Незаметно, через продуктовые и вещевые дефициты подбиралась другая, новая жизнь – робко, шаг за шагом, но утвердились иные правила. Разве не зря из столицы задуло сквозняком грядущих перемен?

«Комсомол надо на прорыв поднимать, чтобы конструкции кооперативные создавал. Не проморгать бы момент – ретроградом прослывёшь», – решил про себя мудрый Гавриил Федулович и с удовольствием вспомнил недавнее, как не подвела его многолетняя закалка. Речь-то свою нескладную беспроигрышным призывом закончил и трибуну покинул не увальнем кособоким, а птицей-соколом полетел, чтобы занять престольное место в президиуме. Как грохотал овациями зал, наблюдая восшествие вождя-надёжи!

«Это хорошо, хорошо. Народ следует за нами», – это была самая любимая и финальная часть любого совещания и бесчисленных заседаний, которые проводил колупаевский партийный секретарь.

Переступив порог своего родного дома, то есть по высшим меркам того времени – пятикомнатной квартиры, секретарь Фуражкин сразу почувствовал себя лучше. Ноги с облегчением освободились от модельных полуботинок и утонули в большом персидском ковре. Вышедшая навстречу напомаженная супруга, половина всей его жизни, дежурно подставила под сухой поцелуй полную щёку. Детей дома не было – должно быть, в своём университете в КВН развлекаются.

Заказав прислуге чашечку кофе с коньяком, Гавриил Федулович походкой пушкинского командора проследовал в свой кабинет, чтобы, отгородившись от мирской суеты, привести расшалившиеся нервы в порядок и заодно всмотреться в своё волшебное зеркало.

А зеркало было действительно удивительным. В тяжёлой витой раме из потемневшего металла, докочевавшее до наших дней из далёкого девятнадцатого, а то и восемнадцатого века, пройдя венценосные императорские времена и пережив лихолетье гражданской бури. Из орущей, неуправляемой толпы ниспровергателей старого режима не нашлось ни одного матроса-анархиста или солдата-окопника в сопревших обмотках, чтобы швырнуть в него куском карельского мрамора от разбитого ломберного столика. Даже в период короткой немецкой оккупации в сорок первом сколько ни тщился полувзвод немецких пехотинцев, подбадриваемый понукающими окриками своего фельдфебеля, сдёрнуть зеркало со стены и увезти в обозе в далёкую Баварию, ничего у них из этой затеи не вышло.

Стекольное чудо будто вросло в стенной проём и ни за что не соглашалось покидать родную нишу.

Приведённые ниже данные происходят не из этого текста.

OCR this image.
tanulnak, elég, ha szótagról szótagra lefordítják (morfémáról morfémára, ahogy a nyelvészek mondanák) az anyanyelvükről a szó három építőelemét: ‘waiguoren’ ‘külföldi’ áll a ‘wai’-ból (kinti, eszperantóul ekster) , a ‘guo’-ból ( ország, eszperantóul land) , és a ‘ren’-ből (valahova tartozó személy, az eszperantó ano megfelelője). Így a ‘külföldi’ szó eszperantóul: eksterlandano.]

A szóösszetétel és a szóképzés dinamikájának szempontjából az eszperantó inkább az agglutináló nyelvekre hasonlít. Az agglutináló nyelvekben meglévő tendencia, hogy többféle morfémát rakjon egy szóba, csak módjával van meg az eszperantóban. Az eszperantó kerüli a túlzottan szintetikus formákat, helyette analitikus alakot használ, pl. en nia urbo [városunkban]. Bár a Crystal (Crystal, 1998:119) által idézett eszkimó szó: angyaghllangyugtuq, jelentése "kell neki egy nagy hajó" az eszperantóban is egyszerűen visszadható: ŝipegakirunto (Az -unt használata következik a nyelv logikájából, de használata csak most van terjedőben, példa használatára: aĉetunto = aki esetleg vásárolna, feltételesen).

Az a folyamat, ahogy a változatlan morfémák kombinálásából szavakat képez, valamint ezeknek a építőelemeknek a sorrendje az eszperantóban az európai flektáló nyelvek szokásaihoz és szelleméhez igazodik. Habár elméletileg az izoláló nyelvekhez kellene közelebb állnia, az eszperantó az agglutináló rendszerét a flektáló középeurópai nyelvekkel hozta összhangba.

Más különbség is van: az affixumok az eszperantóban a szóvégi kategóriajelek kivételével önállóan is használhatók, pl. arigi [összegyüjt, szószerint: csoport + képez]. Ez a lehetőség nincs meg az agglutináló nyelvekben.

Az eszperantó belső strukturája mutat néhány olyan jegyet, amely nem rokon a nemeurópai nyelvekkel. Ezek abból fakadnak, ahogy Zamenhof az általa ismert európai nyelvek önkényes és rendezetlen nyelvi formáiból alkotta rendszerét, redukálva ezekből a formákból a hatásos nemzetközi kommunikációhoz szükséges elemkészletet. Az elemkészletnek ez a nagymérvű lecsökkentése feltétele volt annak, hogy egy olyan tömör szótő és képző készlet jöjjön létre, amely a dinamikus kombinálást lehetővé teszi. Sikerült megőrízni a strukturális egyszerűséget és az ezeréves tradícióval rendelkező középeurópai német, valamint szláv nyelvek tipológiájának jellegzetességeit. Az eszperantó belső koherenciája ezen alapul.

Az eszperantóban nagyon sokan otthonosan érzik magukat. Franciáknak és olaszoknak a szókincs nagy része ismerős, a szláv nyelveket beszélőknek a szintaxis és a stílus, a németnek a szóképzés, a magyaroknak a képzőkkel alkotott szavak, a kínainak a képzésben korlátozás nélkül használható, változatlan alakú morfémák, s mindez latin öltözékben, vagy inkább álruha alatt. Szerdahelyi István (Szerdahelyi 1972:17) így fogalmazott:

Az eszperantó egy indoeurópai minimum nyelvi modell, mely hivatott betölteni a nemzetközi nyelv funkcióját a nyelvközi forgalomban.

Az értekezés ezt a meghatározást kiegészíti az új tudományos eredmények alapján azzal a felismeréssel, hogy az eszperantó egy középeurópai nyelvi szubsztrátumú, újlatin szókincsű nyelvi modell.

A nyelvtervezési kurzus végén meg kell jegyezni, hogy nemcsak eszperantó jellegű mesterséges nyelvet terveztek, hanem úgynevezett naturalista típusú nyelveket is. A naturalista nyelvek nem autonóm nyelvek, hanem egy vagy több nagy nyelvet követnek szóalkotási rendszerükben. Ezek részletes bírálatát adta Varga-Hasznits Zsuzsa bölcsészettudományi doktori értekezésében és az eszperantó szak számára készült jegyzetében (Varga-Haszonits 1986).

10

Шли годы. Фацетные грани зеркала всё хуже переламывали в себе блики потолочного света. На заднем фасаде разлагалась и мутнела серебряная амальгама, но кремневая молекулярная решётка цепко хранила в своей кристаллической памяти образы гусарских ментиков и галунов и батистовые волановые платья вечерних чаровниц.

Появлялись и исчезали золотые генеральские эполеты, подсвечивавшие пушистые бакенбарды и раздвоенные холёные бороды. На смену им неслись флотские бескозырки со щёлкающими ленточками и искажённые призывами комиссарские рты с прокуренными зубами. Вспыхнули и погасли чужие мышиные мундиры, увешанные железными крестами. И наконец наступила долгожданная эпоха социального благолепия.

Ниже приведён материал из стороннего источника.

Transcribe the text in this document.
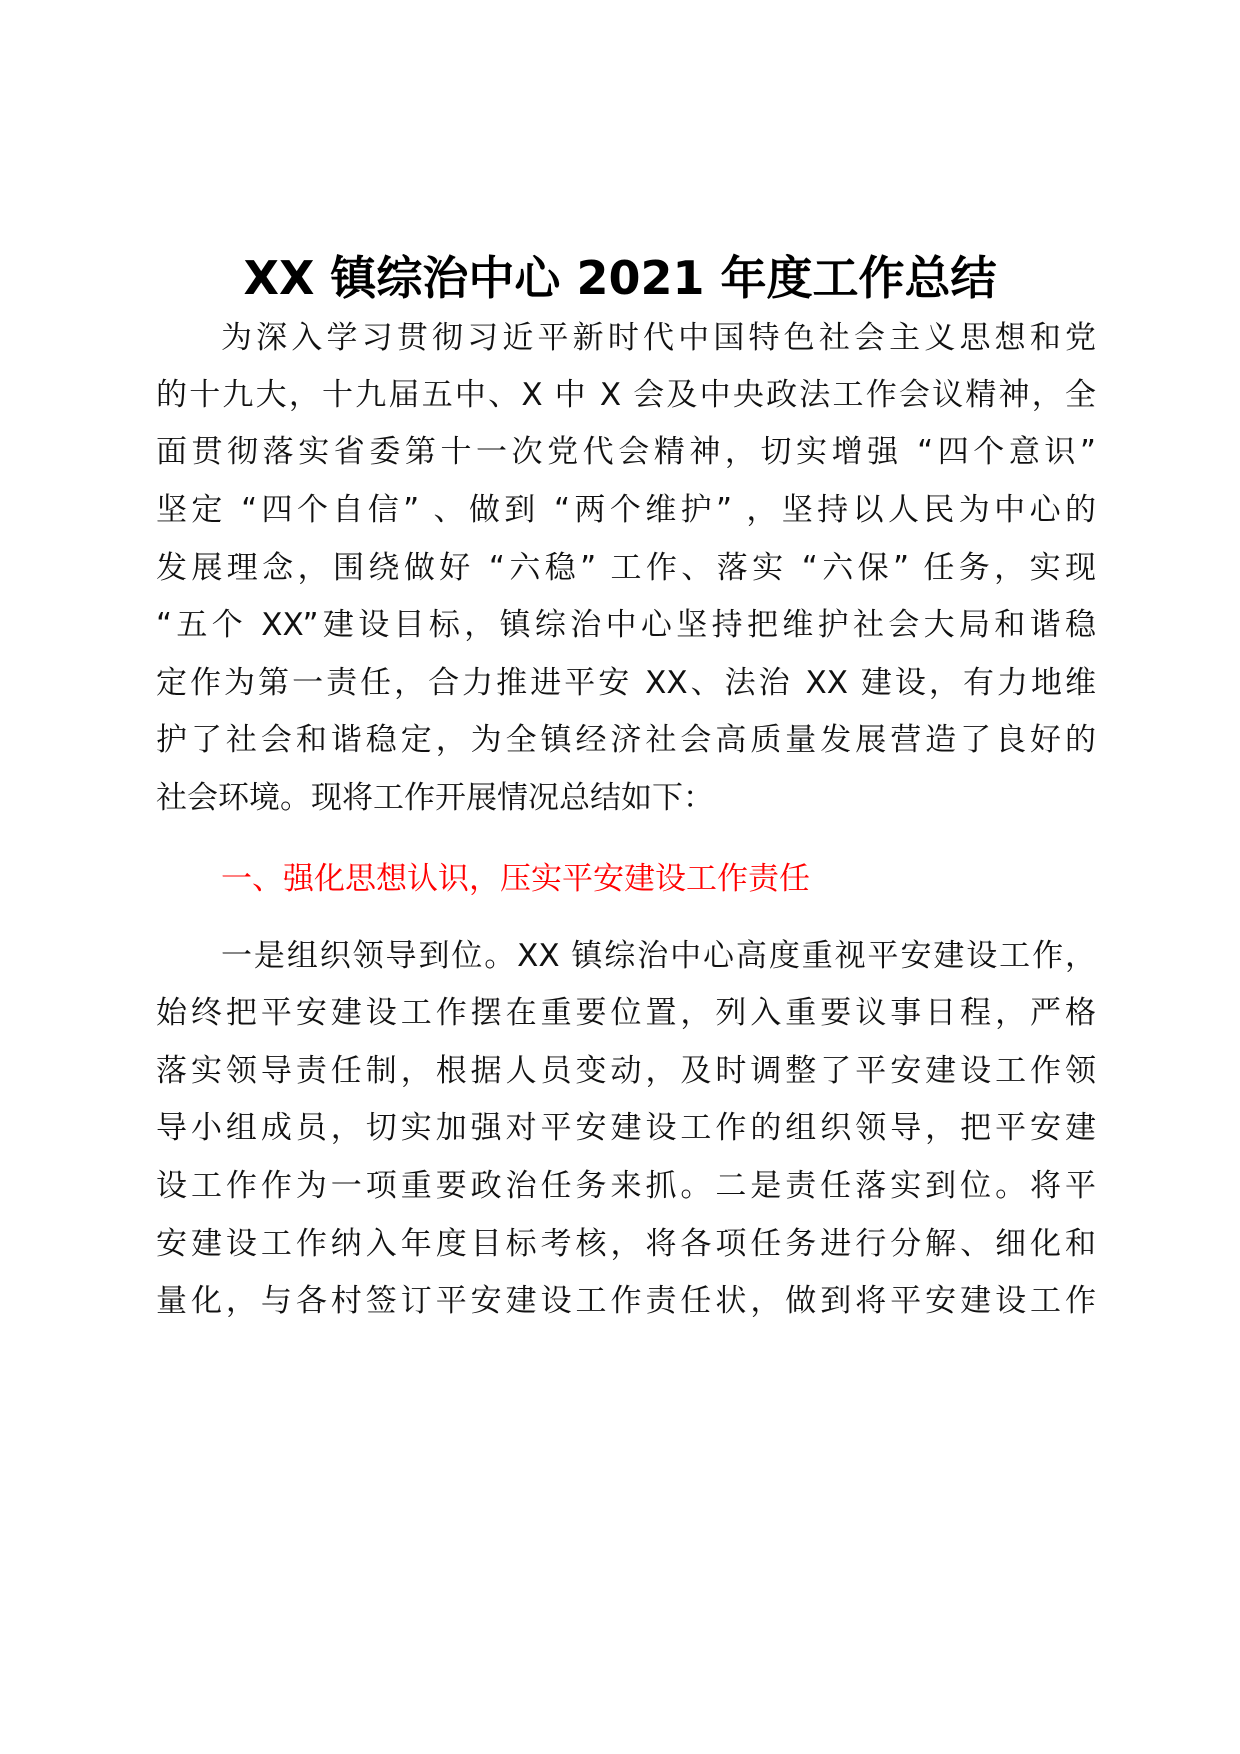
XX 镇综治中心 2021 年度工作总结
为深入学习贯彻习近平新时代中国特色社会主义思想和党
的十九大，十九届五中、X 中 X 会及中央政法工作会议精神，全
面贯彻落实省委第十一次党代会精神，切实增强 “四个意识”
坚定 “四个自信” 、做到 “两个维护” ，坚持以人民为中心的
发展理念，围绕做好 “六稳” 工作、落实 “六保” 任务，实现
“五个 XX”建设目标，镇综治中心坚持把维护社会大局和谐稳
定作为第一责任，合力推进平安 XX、法治 XX 建设，有力地维
护了社会和谐稳定，为全镇经济社会高质量发展营造了良好的
社会环境。现将工作开展情况总结如下：
一、强化思想认识，压实平安建设工作责任
一是组织领导到位。XX 镇综治中心高度重视平安建设工作，
始终把平安建设工作摆在重要位置，列入重要议事日程，严格
落实领导责任制，根据人员变动，及时调整了平安建设工作领
导小组成员，切实加强对平安建设工作的组织领导，把平安建
设工作作为一项重要政治任务来抓。二是责任落实到位。将平
安建设工作纳入年度目标考核，将各项任务进行分解、细化和
量化，与各村签订平安建设工作责任状，做到将平安建设工作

Разминая до хруста затёкшую спину, Гавриил Федулович налил в хрустальный лафитник многозвёздочный армянский коньяк и вместе с ним подошёл к «говорящему» зеркалу. Возникший перед ним образ понравился ему сразу. Осанистая фигура; повсюду и во всё проникающий взгляд из-под полуприкрытых век; ладно скроенный костюмный пиджак, ловко прикрывающий разросшийся до среднего размера тыквы живот, который, к большой досаде, неумолимо раздвигал пуговицы белой шёлковой рубашки. И блестящий в росинках пота лоб – широкий, охватывающий почти всю черепную коробку и плавно переходящий в затылочную проплешину. Лоб мыслителя и провидца.